The Src-ZNRF1 axis controls TLR3 trafficking and interferon responses to limit lung barrier damage

Type I interferons are important antiviral cytokines, but prolonged interferon production is detrimental to the host. The TLR3-driven immune response is crucial for mammalian antiviral immunity, and its intracellular localization determines induction of type I interferons; however, the mechanism terminating TLR3 signaling remains obscure. Here, we show that the E3 ubiquitin ligase ZNRF1 controls TLR3 sorting into multivesicular bodies/lysosomes to terminate signaling and type I interferon production. Mechanistically, c-Src kinase activated by TLR3 engagement phosphorylates ZNRF1 at tyrosine 103, which mediates K63-linked ubiquitination of TLR3 at lysine 813 and promotes TLR3 lysosomal trafficking and degradation. ZNRF1-deficient mice and cells are resistant to infection by encephalomyocarditis virus and SARS-CoV-2 because of enhanced type I interferon production. However, Znrf1(-/-) mice have exacerbated lung barrier damage triggered by antiviral immunity, leading to enhanced susceptibility to respiratory bacterial superinfections. Our study highlights the c-Src-ZNRF1 axis as a negative feedback mechanism controlling TLR3 trafficking and the termination of TLR3 signaling.

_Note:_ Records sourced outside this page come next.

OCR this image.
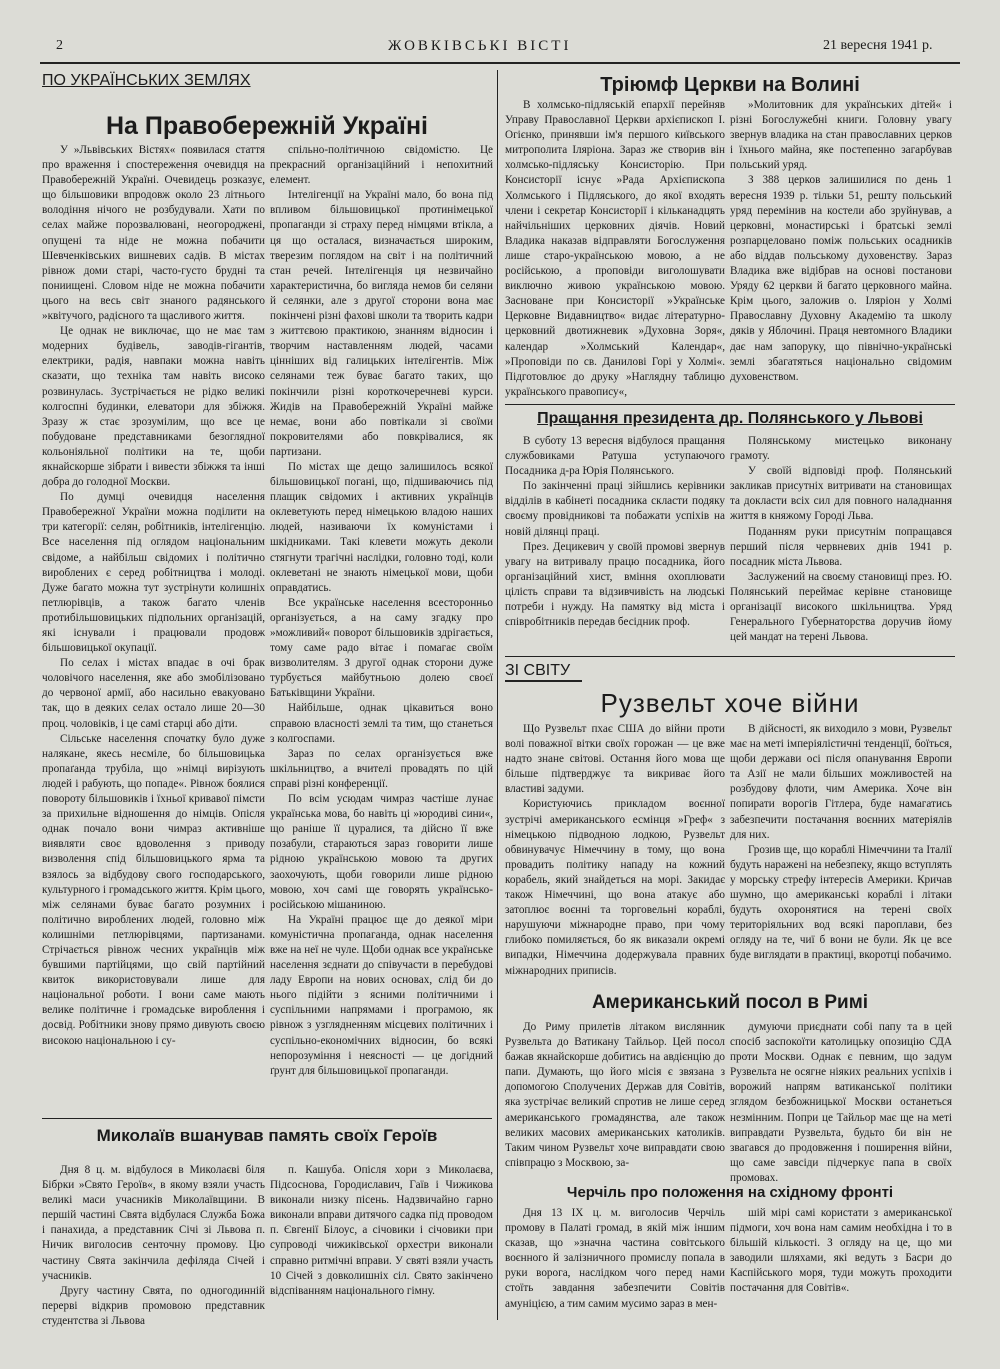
2	ЖОВКІВСЬКІ ВІСТІ	21 вересня 1941 р.
ПО УКРАЇНСЬКИХ ЗЕМЛЯХ
На Правобережній Україні

У »Львівських Вістях« появилася стаття про враження і спостереження очевидця на Правобережній Україні. Очевидець розказує, що більшовики впродовж около 23 літнього володіння нічого не розбудували. Хати по селах майже порозвалювані, неогороджені, опущені та ніде не можна побачити Шевченківських вишневих садів. В містах рівнож доми старі, часто-густо брудні та пониищені. Словом ніде не можна побачити цього на весь світ знаного радянського »квітучого, радісного та щасливого життя.

Це однак не виключає, що не має там модерних будівель, заводів-гігантів, електрики, радія, навпаки можна навіть сказати, що техніка там навіть високо розвинулась. Зустрічається не рідко великі колгоспні будинки, елеватори для збіжжя. Зразу ж стає зрозумілим, що все це побудоване представниками безоглядної кольоніяльної політики на те, щоби якнайскорше зібрати і вивести збіжжя та інші добра до голодної Москви.

По думці очевидця населення Правобережної України можна поділити на три категорії: селян, робітників, інтелігенцію. Все населення під оглядом національним свідоме, а найбільш свідомих і політично вироблених є серед робітництва і молоді. Дуже багато можна тут зустрінути колишніх петлюрівців, а також багато членів протибільшовицьких підпольних організацій, які існували і працювали продовж більшовицької окупації.

По селах і містах впадає в очі брак чоловічого населення, яке або змобілізовано до червоної армії, або насильно евакуовано так, що в деяких селах остало лише 20—30 проц. чоловіків, і це самі старці або діти.

Сільське населення спочатку було дуже налякане, якесь несміле, бо більшовицька пропаґанда трубіла, що »німці вирізують людей і рабують, що попаде«. Рівнож боялися повороту більшовиків і їхньої кривавої пімсти за прихильне відношення до німців. Опісля однак почало вони чимраз активніше виявляти своє вдоволення з приводу визволення спід більшовицького ярма та взялось за відбудову свого господарського, культурного і громадського життя. Крім цього, між селянами буває багато розумних і політично вироблених людей, головно між колишніми петлюрівцями, партизанами. Стрічається рівнож чесних українців між бувшими партійцями, що свій партійний квиток використовували лише для національної роботи. І вони саме мають велике політичне і громадське вироблення і досвід. Робітники знову прямо дивують своєю високою національною і су-

спільно-політичною свідомістю. Це прекрасний організаційний і непохитний елемент.

Інтелігенції на Україні мало, бо вона під впливом більшовицької протинімецької пропаганди зі страху перед німцями втікла, а ця що осталася, визначається широким, тверезим поглядом на світ і на політичний стан речей. Інтелігенція ця незвичайно характеристична, бо вигляда немов би селяни й селянки, але з другої сторони вона має покінчені різні фахові школи та творить кадри з життєвою практикою, знанням відносин і творчим наставленням людей, часами цінніших від галицьких інтелігентів. Між селянами теж буває багато таких, що покінчили різні короткочеречневі курси. Жидів на Правобережній Україні майже немає, вони або повтікали зі своїми покровителями або повкрівалися, як партизани.

По містах ще дещо залишилось всякої більшовицької погані, що, підшиваючись під плащик свідомих і активних українців оклеветують перед німецькою владою наших людей, називаючи їх комуністами і шкідниками. Такі клевети можуть деколи стягнути трагічні наслідки, головно тоді, коли оклеветані не знають німецької мови, щоби оправдатись.

Все українське населення всесторонньо організується, а на саму згадку про »можливий« поворот більшовиків здрігається, тому саме радо вітає і помагає своїм визволителям. З другої однак сторони дуже турбується майбутньою долею своєї Батьківщини України.

Найбільше, однак цікавиться воно справою власності землі та тим, що станеться з колгоспами.

Зараз по селах організується вже шкільництво, а вчителі провадять по цій справі різні конференції.

По всім усюдам чимраз частіше лунає українська мова, бо навіть ці »юродиві сини«, що раніше її цуралися, та дійсно її вже позабули, стараються зараз говорити лише рідною українською мовою та других заохочують, щоби говорили лише рідною мовою, хоч самі ще говорять українсько-російською мішаниною.

На Україні працює ще до деякої міри комуністична пропаганда, однак населення вже на неї не чуле. Щоби однак все українське населення зєднати до співучасти в перебудові ладу Европи на нових основах, слід би до нього підійти з ясними політичними і суспільними напрямами і програмою, як рівнож з узглядненням місцевих політичних і суспільно-економічних відносин, бо всякі непорозуміння і неясності — це догідний ґрунт для більшовицької пропаганди.

Миколаїв вшанував память своїх Героїв

Дня 8 ц. м. відбулося в Миколаєві біля Бібрки »Свято Героїв«, в якому взяли участь великі маси учасників Миколаївщини. В першій частині Свята відбулася Служба Божа і панахида, а представник Січі зі Львова п. Ничик виголосив сенточну промову. Цю частину Свята закінчила дефіляда Січей і учасників.

Другу частину Свята, по одногодинній перерві відкрив промовою представник студентства зі Львова

п. Кашуба. Опісля хори з Миколаєва, Підсоснова, Городиславич, Гаїв і Чижикова виконали низку пісень. Надзвичайно гарно виконали вправи дитячого садка під проводом п. Євгенії Білоус, а січовики і січовики при супроводі чижиківської орхестри виконали справно ритмічні вправи. У святі взяли участь 10 Січей з довколишніх сіл. Свято закінчено відспіванням національного гімну.

Тріюмф Церкви на Волині

В холмсько-підляській епархії перейняв Управу Православної Церкви архієпископ І. Огієнко, принявши ім'я першого київського митрополита Іляріона. Зараз же створив він холмсько-підляську Консисторію. При Консисторії існує »Рада Архієпископа Холмського і Підляського, до якої входять члени і секретар Консисторії і кільканадцять найчільніших церковних діячів. Новий Владика наказав відправляти Богослуження лише старо-українською мовою, а не російською, а проповіди виголошувати виключно живою українською мовою. Засноване при Консисторії »Українське Церковне Видавництво« видає літературно-церковний двотижневик »Духовна Зоря«, календар »Холмський Календар«, »Проповіди по св. Данилові Горі у Холмі«. Підготовлює до друку »Наглядну таблицю українського правопису«,

»Молитовник для українських дітей« і різні Богослужебні книги. Головну увагу звернув владика на стан православних церков і їхнього майна, яке постепенно загарбував польський уряд.

З 388 церков залишилися по день 1 вересня 1939 р. тільки 51, решту польський уряд перемінив на костели або зруйнував, а церковні, монастирські і братські землі розпарцеловано поміж польських осадників або віддав польському духовенству. Зараз Владика вже відібрав на основі постанови Уряду 62 церкви й багато церковного майна. Крім цього, заложив о. Іляріон у Холмі Православну Духовну Академію та школу дяків у Яблочині. Праця невтомного Владики дає нам запоруку, що північно-українські землі збагатяться національно свідомим духовенством.

Пращання президента др. Полянського у Львові

В суботу 13 вересня відбулося пращання службовиками Ратуша уступаючого Посадника д-ра Юрія Полянського.

По закінченні праці зійшлись керівники відділів в кабінеті посадника скласти подяку своєму провідникові та побажати успіхів на новій ділянці праці.

През. Децикевич у своїй промові звернув увагу на витривалу працю посадника, його організаційний хист, вміння охоплювати цілість справи та відзивчивість на людські потреби і нужду. На памятку від міста і співробітників передав бесідник проф.

Полянському мистецько виконану грамоту.

У своїй відповіді проф. Полянський закликав присутніх витривати на становищах та докласти всіх сил для повного наладнання життя в княжому Городі Льва.

Поданням руки присутнім попращався перший після червневих днів 1941 р. посадник міста Львова.

Заслужений на своєму становищі през. Ю. Полянський переймає керівне становище організації високого шкільництва. Уряд Генерального Губернаторства доручив йому цей мандат на терені Львова.

ЗІ СВІТУ
Рузвельт хоче війни

Що Рузвельт пхає США до війни проти волі поважної вітки своїх горожан — це вже надто знане світові. Остання його мова ще більше підтверджує та викриває його властиві задуми.

Користуючись прикладом воєнної зустрічі американського есмінця »Греф« з німецькою підводною лодкою, Рузвельт обвинувачує Німеччину в тому, що вона провадить політику нападу на кожний корабель, який знайдеться на морі. Закидає також Німеччині, що вона атакує або затоплює воєнні та торговельні кораблі, нарушуючи міжнародне право, при чому глибоко помиляється, бо як виказали окремі випадки, Німеччина додержувала правних міжнародних приписів.

В дійсності, як виходило з мови, Рузвельт має на меті імперіялістичні тенденції, боїться, щоби держави осі після опанування Европи та Азії не мали більших можливостей на розбудову флоти, чим Америка. Хоче він попирати ворогів Гітлера, буде намагатись забезпечити постачання воєнних матеріялів для них.

Грозив ще, що кораблі Німеччини та Італії будуть наражені на небезпеку, якщо вступлять у морську стрефу інтересів Америки. Кричав шумно, що американські кораблі і літаки будуть охоронятися на терені своїх територіяльних вод всякі пароплави, без огляду на те, чиї б вони не були. Як це все буде виглядати в практиці, вкоротці побачимо.

Американський посол в Римі

До Риму прилетів літаком вислянник Рузвельта до Ватикану Тайльор. Цей посол бажав якнайскорше добитись на авдієнцію до папи. Думають, що його місія є звязана з допомогою Сполучених Держав для Совітів, яка зустрічає великий спротив не лише серед американського громадянства, але також великих масових американських католиків. Таким чином Рузвельт хоче виправдати свою співпрацю з Москвою, за-

думуючи приєднати собі папу та в цей спосіб заспокоїти католицьку опозицію СДА проти Москви. Однак є певним, що задум Рузвельта не осягне ніяких реальних успіхів і ворожий напрям ватиканської політики зглядом безбожницької Москви останеться незмінним. Попри це Тайльор має ще на меті виправдати Рузвельта, будьто би він не звагався до продовження і поширення війни, що саме завсіди підчеркує папа в своїх промовах.

Черчіль про положення на східному фронті

Дня 13 IX ц. м. виголосив Черчіль промову в Палаті громад, в якій між іншим сказав, що »значна частина совітського воєнного й залізничного промислу попала в руки ворога, наслідком чого перед нами стоїть завдання забезпечити Совітів амуніцією, а тим самим мусимо зараз в мен-

шій мірі самі користати з американської підмоги, хоч вона нам самим необхідна і то в більшій кількості. З огляду на це, що ми заводили шляхами, які ведуть з Басри до Каспійського моря, туди можуть проходити постачання для Совітів«.
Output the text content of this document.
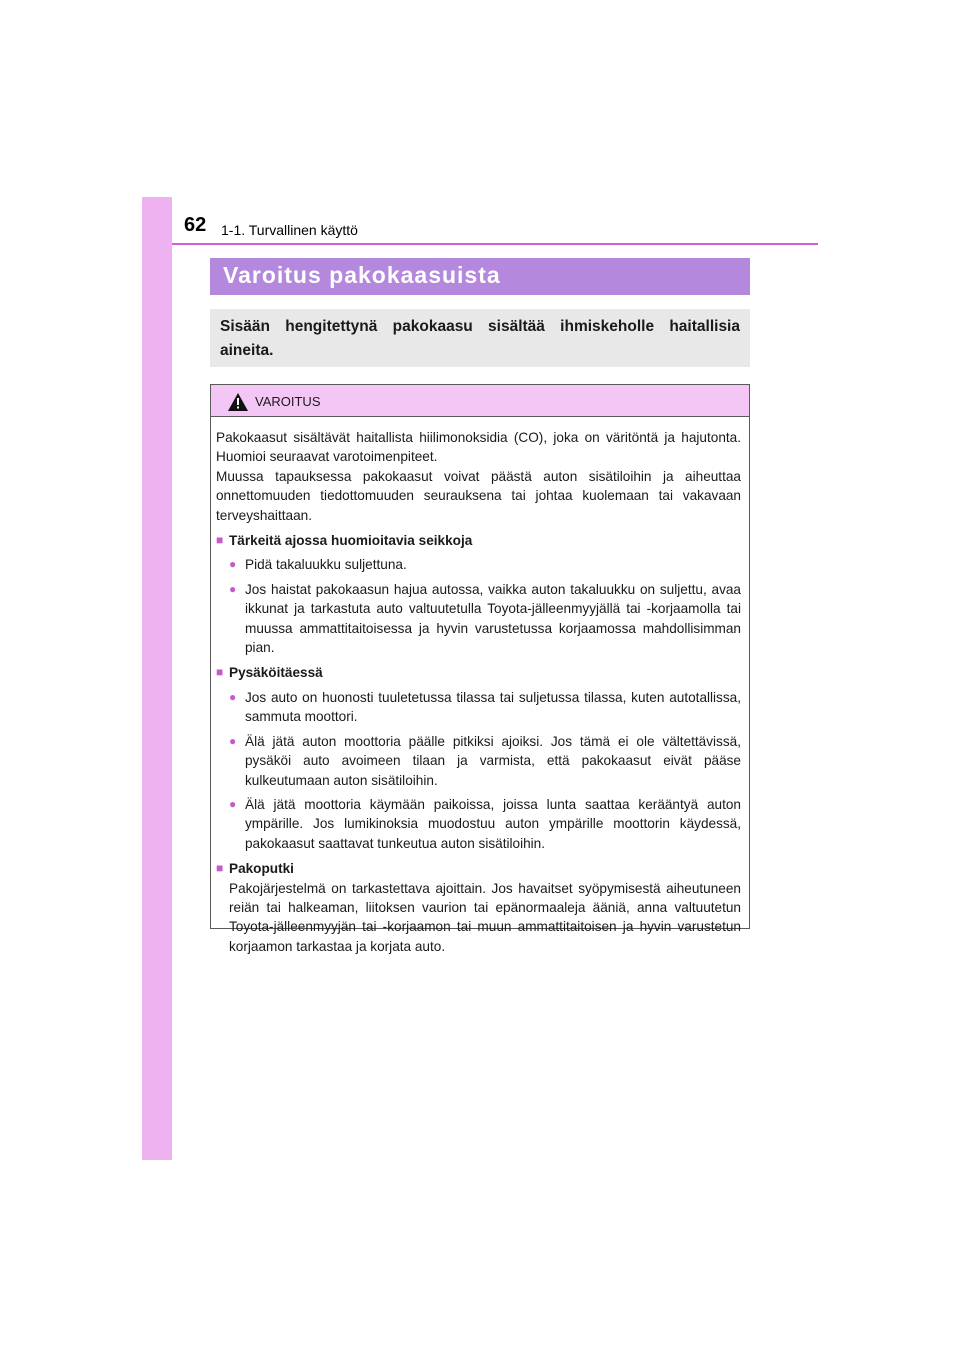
62 1-1. Turvallinen käyttö
Varoitus pakokaasuista

Sisään hengitettynä pakokaasu sisältää ihmiskeholle haitallisia aineita.

VAROITUS

Pakokaasut sisältävät haitallista hiilimonoksidia (CO), joka on väritöntä ja hajutonta. Huomioi seuraavat varotoimenpiteet.

Muussa tapauksessa pakokaasut voivat päästä auton sisätiloihin ja aiheuttaa onnettomuuden tiedottomuuden seurauksena tai johtaa kuolemaan tai vakavaan terveyshaittaan.

■ Tärkeitä ajossa huomioitavia seikkoja
● Pidä takaluukku suljettuna.
● Jos haistat pakokaasun hajua autossa, vaikka auton takaluukku on suljettu, avaa ikkunat ja tarkastuta auto valtuutetulla Toyota-jälleenmyyjällä tai -korjaamolla tai muussa ammattitaitoisessa ja hyvin varustetussa korjaamossa mahdollisimman pian.
■ Pysäköitäessä
● Jos auto on huonosti tuuletetussa tilassa tai suljetussa tilassa, kuten autotallissa, sammuta moottori.
● Älä jätä auton moottoria päälle pitkiksi ajoiksi. Jos tämä ei ole vältettävissä, pysäköi auto avoimeen tilaan ja varmista, että pakokaasut eivät pääse kulkeutumaan auton sisätiloihin.
● Älä jätä moottoria käymään paikoissa, joissa lunta saattaa kerääntyä auton ympärille. Jos lumikinoksia muodostuu auton ympärille moottorin käydessä, pakokaasut saattavat tunkeutua auton sisätiloihin.
■ Pakoputki
Pakojärjestelmä on tarkastettava ajoittain. Jos havaitset syöpymisestä aiheutuneen reiän tai halkeaman, liitoksen vaurion tai epänormaaleja ääniä, anna valtuutetun Toyota-jälleenmyyjän tai -korjaamon tai muun ammattitaitoisen ja hyvin varustetun korjaamon tarkastaa ja korjata auto.
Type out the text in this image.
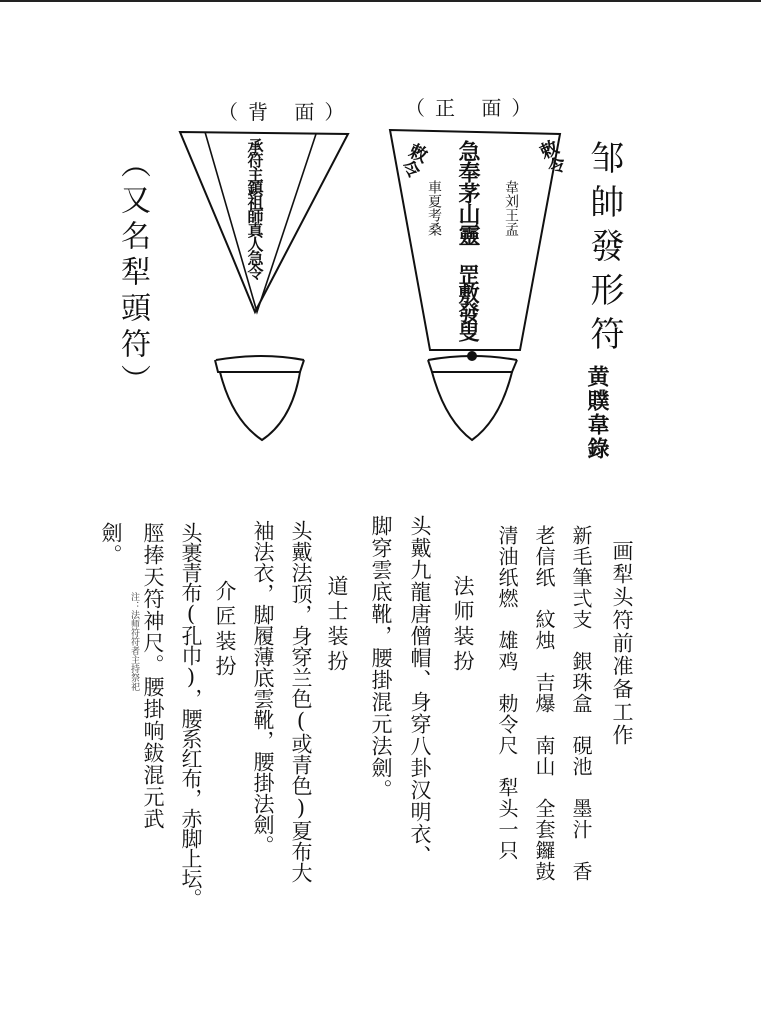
（背 面）	（正 面）
承符主鎮祖師真人急令	敕令
敕令 急奉茅山靈
罡敷發叟
韋刘王孟
車夏考桑	邹帥發形符
黄贌韋錄
（又名犁頭符）
画犁头符前准备工作
新毛筆弍支　銀珠盒　硯池　墨汁　香
老信纸　紋烛　吉爆　南山　全套鑼鼓
清油纸燃　雄鸡　勅令尺　犁头一只
法师装扮
头戴九龍唐僧帽、身穿八卦汉明衣、
脚穿雲底靴，腰掛混元法劍。
道士装扮
头戴法顶，身穿兰色(或青色)夏布大
袖法衣，脚履薄底雲靴，腰掛法劍。
介匠装扮
头裹青布(孔巾)，腰系红布，赤脚上坛。
脛捧天符神尺。腰掛响鈸混元武
劍。
注：法师符符者主持祭祀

E3 ubiquitin ligase ZNRF1 is activated by c-Src kinase following TLR3 activation and, in turn, promotes TLR3 ubiquitination and trafficking to lysosomes for degradation. This leads to properly regulated interferon production and alveolar barrier repair to prevent secondary bacterial superinfection.

Automated summary

The termination mechanism of TLR3 signaling is crucial for antiviral immunity. The E3 ubiquitin ligase ZNRF1 regulates TLR3 sorting into lysosomes, leading to the termination of TLR3 signaling and interferon production. ZNRF1-deficient mice and cells are resistant to specific viral infections but more susceptible to bacterial superinfection due to lung barrier damage.